Naomi Wilson, an Asia policy expert at ITI, a trade group for US technology and telecommunications companies, told me that initial estimates for replacement equipment were the best guesses, but turned out to be too low. Inflation, supply chain issues and the trade war between the U.S. and China have pushed up prices.

The big question is whether the drama can be avoided. I asked Paul Triolo, senior vice president of China at Albright Stonebridge Group, a strategy firm, whether the U.S. had a good plan that was wobbly, or that the strategy was misguided in the first place. He said a little of both.

Triolo said the U.S. government could have phased out Huawei and ZTE equipment over a number of years — similar to what the U.K. has done — and quickly removed certain types of Chinese near sensitive locations, such as near military installations equipment or equipment. While the U.S. says it needs to quickly de-risk the equipment, all of that stuff remains, he said.

Triolo and some other China policy experts I spoke with worry that the U.S. approach to Chinese tech is not always effective or focused on the right things.

The United States is also concerned that TikTok or other apps from Chinese companies could steal sensitive data on Americans or spread Chinese government propaganda. Policymakers have yet to figure out how to address these concerns or make much progress in China’s relentless cyberattacks on U.S. government agencies and companies.

Officials have not always had a consistent message on building a homegrown computer chip industry to counter China. If the U.S. wants to keep American technology strong, it can do more to support immigration of technologists or repeal Chinese tariffs that hurt Americans.

In theory, the U.S. can do it all. Officials can insulate the country from potential foreign dangers and invest the necessary time, money, and ingenuity to support the best policies for American innovation. Instead, we have some parts that haven’t yet added up.

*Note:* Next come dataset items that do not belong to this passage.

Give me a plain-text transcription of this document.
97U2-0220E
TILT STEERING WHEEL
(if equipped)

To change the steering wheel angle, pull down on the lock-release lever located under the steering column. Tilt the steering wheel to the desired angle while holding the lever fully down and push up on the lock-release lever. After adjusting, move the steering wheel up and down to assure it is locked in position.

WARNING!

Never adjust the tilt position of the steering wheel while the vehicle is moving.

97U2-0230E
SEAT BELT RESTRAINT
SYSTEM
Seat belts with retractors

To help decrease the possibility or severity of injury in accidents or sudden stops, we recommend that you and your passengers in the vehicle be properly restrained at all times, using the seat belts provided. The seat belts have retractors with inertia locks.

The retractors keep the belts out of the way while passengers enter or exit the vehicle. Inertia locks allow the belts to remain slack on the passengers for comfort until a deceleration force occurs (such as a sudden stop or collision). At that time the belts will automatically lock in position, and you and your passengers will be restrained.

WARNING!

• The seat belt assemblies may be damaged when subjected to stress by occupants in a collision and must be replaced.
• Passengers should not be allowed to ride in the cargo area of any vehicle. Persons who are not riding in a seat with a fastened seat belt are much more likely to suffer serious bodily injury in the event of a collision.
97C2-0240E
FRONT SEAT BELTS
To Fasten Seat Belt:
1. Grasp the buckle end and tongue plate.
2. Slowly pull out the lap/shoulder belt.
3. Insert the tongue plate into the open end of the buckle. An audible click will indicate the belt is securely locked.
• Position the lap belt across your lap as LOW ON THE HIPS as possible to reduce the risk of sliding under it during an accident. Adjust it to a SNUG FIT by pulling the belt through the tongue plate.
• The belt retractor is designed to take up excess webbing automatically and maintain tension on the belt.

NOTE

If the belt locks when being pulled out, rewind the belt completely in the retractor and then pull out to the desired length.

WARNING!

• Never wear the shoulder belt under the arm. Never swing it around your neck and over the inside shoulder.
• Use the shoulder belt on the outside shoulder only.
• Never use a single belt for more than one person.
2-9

Read past On Tech newsletters on how the U.S. is responding to Chinese technology:


  • Taiwan produces the most important electronic equipment on earth: My colleagues Paul Mozur and Raymond Zhong explain why advanced computer chips are part of the context of Speaker Nancy Pelosi’s controversial Taiwan visit this week.

  • There is no simple blueprint for internet fame and fortune: The how-to course suggested that people could become famous online by paying freelancers to create YouTube videos with similar ingredients, such as invisible narrators, catchy headlines, or top 10 lists about celebrities. My colleague Nico Grant reports that this can’t-lose proposition is certain to lose.

  • She makes a living by roasting hot guys online. Bloomberg News, Drew Afualo, who made some of the most popular TikTok videos, verbally slams people for racism, fatphobia and misogyny report. (Subscription may be required.)